The use of labels before one's own identity
Thus, many times we, trade assistants, can fall into the temptation of, to alleviate suffering, pull a diagnosis and place a label on them that guarantees "the normal"; although over time they realize that it does not make sense, that nothing has changed, only in appearance is calmer.
Thus, he begins to give himself permission to behave according to the meaning of the label he paid for. That tranquility turns into restlessness, when you notice that nothing changes, when the suffering does not diminish but begins to be chronic.
All this makes sense, because it is as if when labeling we went to the warehouse in our little box: neurotic, depressive, bipolar, personality disorder... And to rest. We just don't rest, because we are much more than a label, much more than 100 labels, we are much more than all that. And if we are on one shelf, we cannot be on another, since we do not have the gift of ubiquity.
The human being has another peculiarity and it is that he likes to feel free, he has given it there; and sometimes he likes to stand out, even if it is simply for the luxury of innovating and growing. So It is wrong for everything he does to be looked at through the glasses of the label he bought, since that makes you have to give up growth.
Thus we can explain why states become chronic against all the advance of neuroscience, where it is more than proven that Neuroplasticity of the brain allows new synaptic connections to be established so that new behaviors are established, supported by a different chemistry.
So how do we go about do not fall into the static of the adjective, or of the label and favor the eventuality, the impermanence and the possibility of change and the relief of suffering?
- Not fitting the individual to the label.
- Taking awareness and transmitting when diagnosing that what is happening is happening at this moment, but that it does not have to happen always.
- Convey that the behavior or gaze is subject to the context in which it is being developed, that in another context or with another gaze, perhaps such behavior would not be a cause of suffering.
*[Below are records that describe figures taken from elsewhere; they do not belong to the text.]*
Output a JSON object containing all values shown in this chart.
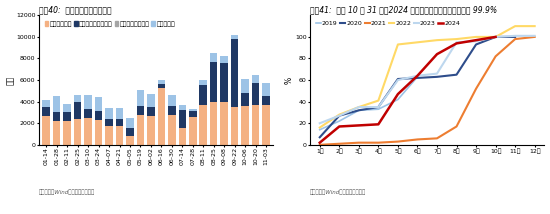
{
  "chart1": {
    "title": "图表40:  近半月利率债发行情况",
    "ylabel": "亿元",
    "legend": [
      "国债（亿元）",
      "地方政府债（亿元）",
      "央行票据（亿元）",
      "政策银行债"
    ],
    "colors": [
      "#F4B183",
      "#1F3864",
      "#A5A5A5",
      "#9DC3E6"
    ],
    "xlabels": [
      "01-14",
      "01-28",
      "02-11",
      "02-25",
      "03-10",
      "03-24",
      "04-07",
      "04-21",
      "05-05",
      "05-19",
      "06-02",
      "06-16",
      "06-30",
      "07-14",
      "07-28",
      "08-11",
      "08-25",
      "09-08",
      "09-22",
      "10-06",
      "10-20",
      "11-03"
    ],
    "data": {
      "国债": [
        2700,
        2200,
        2200,
        2400,
        2500,
        2300,
        1700,
        1700,
        800,
        2800,
        2700,
        5300,
        2800,
        1600,
        2600,
        3700,
        4000,
        4000,
        3500,
        3600,
        3700,
        3700
      ],
      "地方政府债": [
        800,
        800,
        800,
        1600,
        800,
        800,
        700,
        700,
        800,
        800,
        800,
        300,
        800,
        1600,
        500,
        1800,
        3700,
        3600,
        6300,
        1200,
        2000,
        800
      ],
      "央行票据": [
        0,
        0,
        0,
        0,
        0,
        0,
        0,
        0,
        0,
        0,
        0,
        0,
        0,
        0,
        0,
        0,
        0,
        0,
        0,
        0,
        0,
        0
      ],
      "政策银行债": [
        700,
        1500,
        800,
        600,
        1300,
        1300,
        1000,
        1000,
        900,
        1500,
        1200,
        400,
        1000,
        500,
        200,
        500,
        800,
        600,
        400,
        1300,
        800,
        1200
      ]
    },
    "ylim": [
      0,
      12000
    ],
    "yticks": [
      0,
      2000,
      4000,
      6000,
      8000,
      10000,
      12000
    ],
    "source": "资料来源：Wind，国盛证券研究所"
  },
  "chart2": {
    "title": "图表41:  截至 10 月 31 日，2024 年地方政府专项债发行进度约 99.9%",
    "ylabel": "%",
    "legend": [
      "2019",
      "2020",
      "2021",
      "2022",
      "2023",
      "2024"
    ],
    "colors": [
      "#9DC3E6",
      "#2E4D8B",
      "#ED7D31",
      "#FFD966",
      "#BDD7EE",
      "#C00000"
    ],
    "xlabels": [
      "1月",
      "2月",
      "3月",
      "4月",
      "5月",
      "6月",
      "7月",
      "8月",
      "9月",
      "10月",
      "11月",
      "12月"
    ],
    "data": {
      "2019": [
        14,
        22,
        32,
        33,
        42,
        63,
        null,
        null,
        null,
        null,
        null,
        null
      ],
      "2020": [
        7,
        27,
        32,
        35,
        61,
        62,
        63,
        65,
        93,
        100,
        100,
        null
      ],
      "2021": [
        0,
        1,
        2,
        2,
        3,
        5,
        6,
        17,
        52,
        82,
        98,
        100
      ],
      "2022": [
        16,
        28,
        35,
        41,
        93,
        95,
        97,
        98,
        100,
        100,
        110,
        110
      ],
      "2023": [
        20,
        27,
        35,
        35,
        60,
        64,
        66,
        95,
        96,
        100,
        101,
        101
      ],
      "2024": [
        2,
        17,
        18,
        19,
        47,
        64,
        84,
        94,
        97,
        100,
        null,
        null
      ]
    },
    "ylim": [
      0,
      120
    ],
    "yticks": [
      0,
      20,
      40,
      60,
      80,
      100
    ],
    "source": "资料来源：Wind，国盛证券研究所"
  },
  "fig_title_fontsize": 5.5,
  "axis_fontsize": 5.5,
  "tick_fontsize": 4.5,
  "legend_fontsize": 4.5,
  "source_fontsize": 4.0
}
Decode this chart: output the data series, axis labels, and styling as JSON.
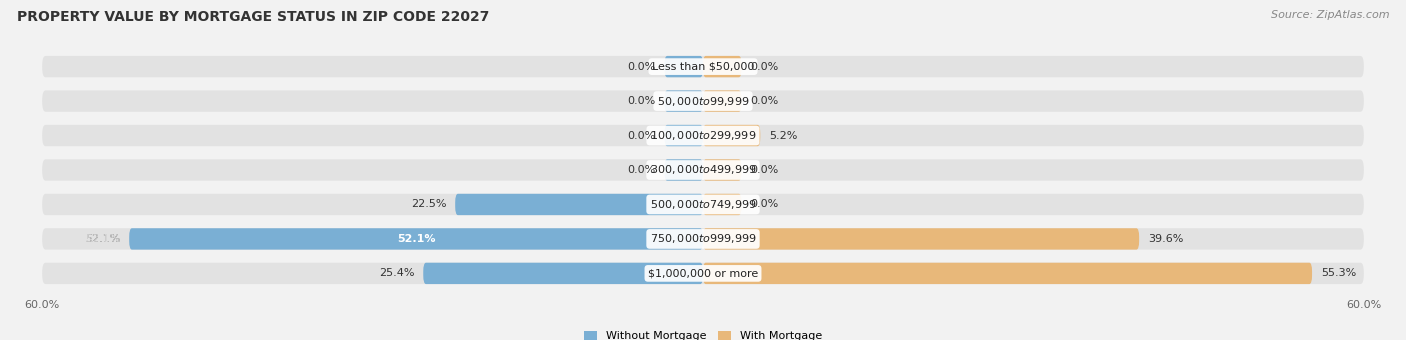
{
  "title": "PROPERTY VALUE BY MORTGAGE STATUS IN ZIP CODE 22027",
  "source": "Source: ZipAtlas.com",
  "categories": [
    "Less than $50,000",
    "$50,000 to $99,999",
    "$100,000 to $299,999",
    "$300,000 to $499,999",
    "$500,000 to $749,999",
    "$750,000 to $999,999",
    "$1,000,000 or more"
  ],
  "without_mortgage": [
    0.0,
    0.0,
    0.0,
    0.0,
    22.5,
    52.1,
    25.4
  ],
  "with_mortgage": [
    0.0,
    0.0,
    5.2,
    0.0,
    0.0,
    39.6,
    55.3
  ],
  "without_labels": [
    "0.0%",
    "0.0%",
    "0.0%",
    "0.0%",
    "22.5%",
    "52.1%",
    "25.4%"
  ],
  "with_labels": [
    "0.0%",
    "0.0%",
    "5.2%",
    "0.0%",
    "0.0%",
    "39.6%",
    "55.3%"
  ],
  "color_without": "#7aafd4",
  "color_with": "#e8b87a",
  "background_color": "#f2f2f2",
  "bar_background": "#e2e2e2",
  "xlim": 60.0,
  "stub_size": 3.5,
  "title_fontsize": 10,
  "source_fontsize": 8,
  "tick_fontsize": 8,
  "label_fontsize": 8,
  "category_fontsize": 8,
  "legend_fontsize": 8
}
- Always treat the individual as a single, obvious case. And talk to him from belonging to that box and many others, and that he can handle them at will. That is, give him the power of change.
- Explore the benefits and harms of being on that immovable label.
- Contextualize when that behavior was useful, and what would be useful in it.
- Make a plan to develop this new behavior.
In conclusion
Reassure without labeling, welcome without mutilating, accompany without obstructing. Inspire without imposing.
This, I believe, is the mission of therapists and other groups dedicated to reducing suffering.